Once the pitchforks come out, it’s very hard to stand up to a mob.

After taking a stand for forgiveness, Sen. Al Franken couldn’t withstand the pressure to cancel an appearance with Kathy Griffin, the comedian who was stupid enough to be photographed holding a bloodied head that obviously was meant to portray President Donald Trump.

Disgusting? Of course. Few reasonable people argue with that. Even Kathy Griffin acknowledges that now.

Griffin did all the right things after doing the wrong thing. She also lost her job with CNN on New Year’s Eve because the network didn’t want to be associated with her.

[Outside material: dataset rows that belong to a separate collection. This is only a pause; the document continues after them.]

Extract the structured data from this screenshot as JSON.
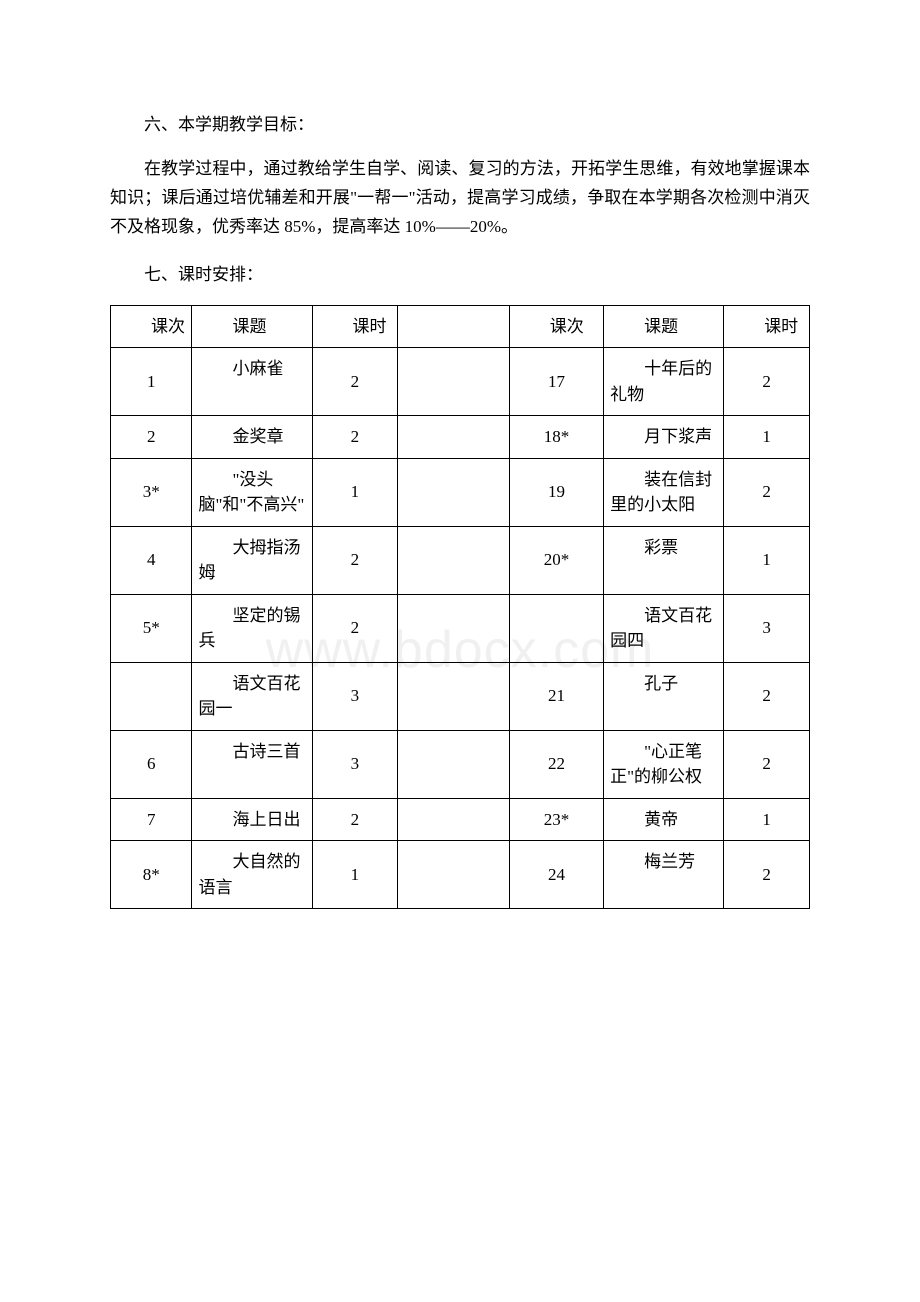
{
  "watermark_text": "www.bdocx.com",
  "heading_1": "六、本学期教学目标：",
  "paragraph_1": "在教学过程中，通过教给学生自学、阅读、复习的方法，开拓学生思维，有效地掌握课本知识；课后通过培优辅差和开展\"一帮一\"活动，提高学习成绩，争取在本学期各次检测中消灭不及格现象，优秀率达 85%，提高率达 10%——20%。",
  "heading_2": "七、课时安排：",
  "headers": {
    "col1": "课次",
    "col2": "课题",
    "col3": "课时",
    "col4": "课次",
    "col5": "课题",
    "col6": "课时"
  },
  "rows": [
    {
      "l_num": "1",
      "l_title": "小麻雀",
      "l_hours": "2",
      "r_num": "17",
      "r_title": "十年后的礼物",
      "r_hours": "2"
    },
    {
      "l_num": "2",
      "l_title": "金奖章",
      "l_hours": "2",
      "r_num": "18*",
      "r_title": "月下浆声",
      "r_hours": "1"
    },
    {
      "l_num": "3*",
      "l_title": "\"没头脑\"和\"不高兴\"",
      "l_hours": "1",
      "r_num": "19",
      "r_title": "装在信封里的小太阳",
      "r_hours": "2"
    },
    {
      "l_num": "4",
      "l_title": "大拇指汤姆",
      "l_hours": "2",
      "r_num": "20*",
      "r_title": "彩票",
      "r_hours": "1"
    },
    {
      "l_num": "5*",
      "l_title": "坚定的锡兵",
      "l_hours": "2",
      "r_num": "",
      "r_title": "语文百花园四",
      "r_hours": "3"
    },
    {
      "l_num": "",
      "l_title": "语文百花园一",
      "l_hours": "3",
      "r_num": "21",
      "r_title": "孔子",
      "r_hours": "2"
    },
    {
      "l_num": "6",
      "l_title": "古诗三首",
      "l_hours": "3",
      "r_num": "22",
      "r_title": "\"心正笔正\"的柳公权",
      "r_hours": "2"
    },
    {
      "l_num": "7",
      "l_title": "海上日出",
      "l_hours": "2",
      "r_num": "23*",
      "r_title": "黄帝",
      "r_hours": "1"
    },
    {
      "l_num": "8*",
      "l_title": "大自然的语言",
      "l_hours": "1",
      "r_num": "24",
      "r_title": "梅兰芳",
      "r_hours": "2"
    }
  ]
}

Fair enough; the brand must be protected.

Griffin apologized quickly and accepted responsibility. What’s supposed to be next once that happens?

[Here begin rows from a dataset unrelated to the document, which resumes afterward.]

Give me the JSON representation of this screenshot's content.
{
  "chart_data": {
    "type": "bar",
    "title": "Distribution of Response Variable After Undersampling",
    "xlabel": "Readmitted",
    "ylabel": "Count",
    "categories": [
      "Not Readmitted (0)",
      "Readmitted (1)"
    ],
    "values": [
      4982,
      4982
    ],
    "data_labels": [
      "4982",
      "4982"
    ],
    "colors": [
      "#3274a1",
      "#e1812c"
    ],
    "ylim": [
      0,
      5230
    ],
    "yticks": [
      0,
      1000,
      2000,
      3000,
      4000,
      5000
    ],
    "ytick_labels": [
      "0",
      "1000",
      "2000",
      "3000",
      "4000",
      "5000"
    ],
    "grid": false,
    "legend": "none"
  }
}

Political opportunists — pretty much all politicians anymore — seized the outrage and Franken initially resisted.

“Kathy is a friend and she’s a terrific comedian, but this had no business being in our public discourse,” Franken told CNN on Wednesday. “And I talked to her. She has apologized… she actually begged for forgiveness and I believe in forgiveness.”

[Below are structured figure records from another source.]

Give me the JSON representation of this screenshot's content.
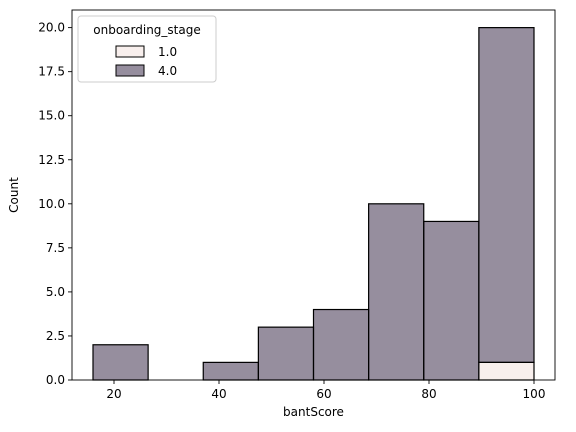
{
  "chart_data": {
    "type": "bar",
    "subtype": "stacked-histogram",
    "title": "",
    "xlabel": "bantScore",
    "ylabel": "Count",
    "xlim": [
      12,
      104
    ],
    "ylim": [
      0,
      21
    ],
    "xticks": [
      20,
      40,
      60,
      80,
      100
    ],
    "yticks": [
      0.0,
      2.5,
      5.0,
      7.5,
      10.0,
      12.5,
      15.0,
      17.5,
      20.0
    ],
    "ytick_labels": [
      "0.0",
      "2.5",
      "5.0",
      "7.5",
      "10.0",
      "12.5",
      "15.0",
      "17.5",
      "20.0"
    ],
    "bin_edges": [
      16,
      26.5,
      37,
      47.5,
      58,
      68.5,
      79,
      89.5,
      100
    ],
    "legend": {
      "title": "onboarding_stage",
      "position": "upper left"
    },
    "series": [
      {
        "name": "1.0",
        "color": "#f2dfdc",
        "values": [
          0,
          0,
          0,
          0,
          0,
          0,
          0,
          1
        ]
      },
      {
        "name": "4.0",
        "color": "#2d1e3e",
        "values": [
          2,
          0,
          1,
          3,
          4,
          10,
          9,
          19
        ]
      }
    ],
    "bar_fill_alpha": 0.5,
    "bar_edge_color": "#000000"
  }
}
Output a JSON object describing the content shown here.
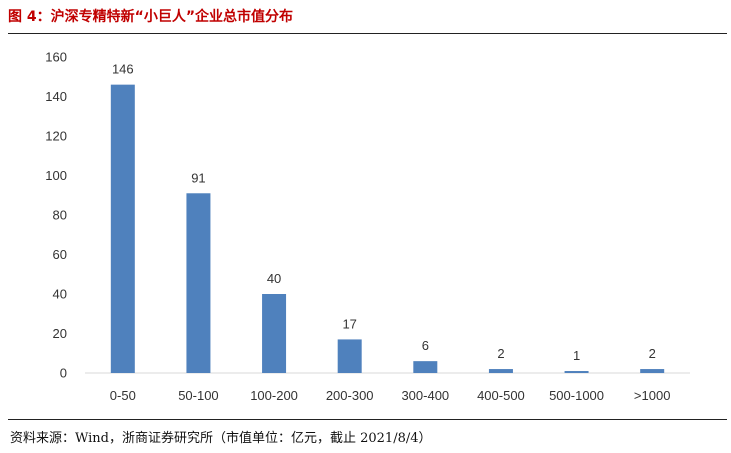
{
  "figure": {
    "title": "图 4：沪深专精特新“小巨人”企业总市值分布",
    "source": "资料来源：Wind，浙商证券研究所（市值单位：亿元，截止 2021/8/4）"
  },
  "chart_data": {
    "type": "bar",
    "categories": [
      "0-50",
      "50-100",
      "100-200",
      "200-300",
      "300-400",
      "400-500",
      "500-1000",
      ">1000"
    ],
    "values": [
      146,
      91,
      40,
      17,
      6,
      2,
      1,
      2
    ],
    "title": "",
    "xlabel": "",
    "ylabel": "",
    "ylim": [
      0,
      160
    ],
    "yticks": [
      0,
      20,
      40,
      60,
      80,
      100,
      120,
      140,
      160
    ],
    "grid": false,
    "legend": "none",
    "bar_color": "#4f81bd",
    "data_labels": true
  }
}
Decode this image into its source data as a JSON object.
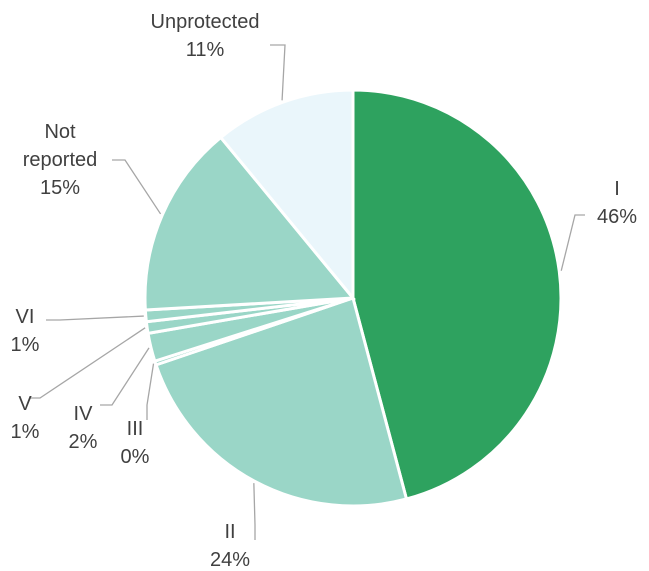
{
  "chart_data": {
    "type": "pie",
    "title": "",
    "slices": [
      {
        "label": "I",
        "pct_label": "46%",
        "value": 46,
        "color": "#2ea25f"
      },
      {
        "label": "II",
        "pct_label": "24%",
        "value": 24,
        "color": "#9ad6c7"
      },
      {
        "label": "III",
        "pct_label": "0%",
        "value": 0.3,
        "color": "#9ad6c7"
      },
      {
        "label": "IV",
        "pct_label": "2%",
        "value": 2.2,
        "color": "#9ad6c7"
      },
      {
        "label": "V",
        "pct_label": "1%",
        "value": 0.9,
        "color": "#9ad6c7"
      },
      {
        "label": "VI",
        "pct_label": "1%",
        "value": 0.9,
        "color": "#9ad6c7"
      },
      {
        "label": "Not reported",
        "pct_label": "15%",
        "value": 15,
        "color": "#9ad6c7"
      },
      {
        "label": "Unprotected",
        "pct_label": "11%",
        "value": 11,
        "color": "#eaf6fb"
      }
    ],
    "legend": "none (labels with leader lines)"
  }
}
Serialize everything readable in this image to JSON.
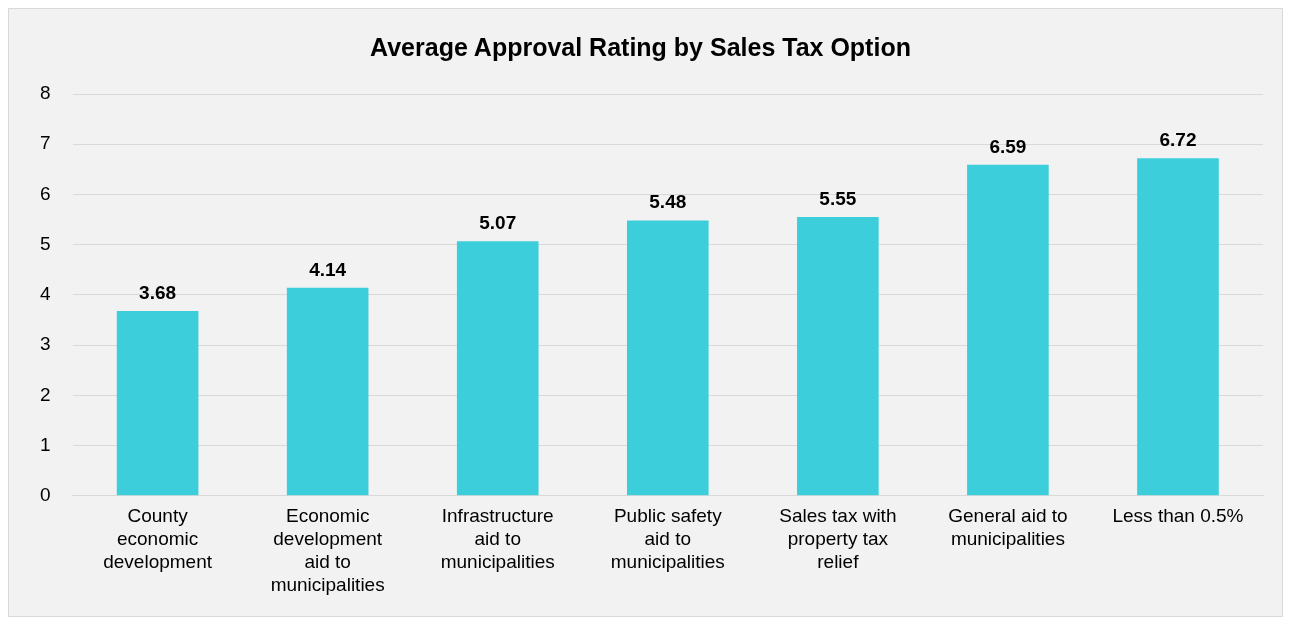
{
  "chart_data": {
    "type": "bar",
    "title": "Average Approval Rating by Sales Tax Option",
    "categories": [
      "County economic development",
      "Economic development aid to municipalities",
      "Infrastructure aid to municipalities",
      "Public safety aid to municipalities",
      "Sales tax with property tax relief",
      "General aid to municipalities",
      "Less than 0.5%"
    ],
    "values": [
      3.68,
      4.14,
      5.07,
      5.48,
      5.55,
      6.59,
      6.72
    ],
    "color": "#3ccfdb",
    "ylim": [
      0,
      8
    ],
    "yticks": [
      0,
      1,
      2,
      3,
      4,
      5,
      6,
      7,
      8
    ],
    "grid": "y",
    "data_labels": true,
    "legend": false
  }
}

It was a gutsy stand for the concept of forgiveness at the cost of political capital. Republicans are much better than Democrats at making outrage stick to opponents. See Nugent, Ted.

Last night, Franken caved, releasing this short statement.

“I believe what Kathy Griffin did was inappropriate and not something that should be be anywhere in our national discourse. I consider her a friend and I’m glad she realized she crossed the line and apologized.

“After hearing from many Minnesotans who were rightfully offended, I’ve come to the conclusion that it would be best for her not to participate in the event we had previously scheduled. I understand why Minnesotans were upset by this, and I take that very seriously.”

Politically, it’s hard to argue with Franken’s decision. Though repentant, Griffin is politically toxic.

At the same time, though, it’s unclear what people think should happen to someone who acknowledges wrongdoing beyond being ruined forever.

Forgiveness is a courageous act of character, like that shown when the parents of murdered Amish schoolchildren showed up at the home of the parents of the killer in October 2006 to offer forgiveness.

Or when Mary Johnson of Minneapolis, whose son was murdered by Oshea Israel in 1992, forgave him and befriended him.

Forgiveness is hard. Caving in to a mob is easy.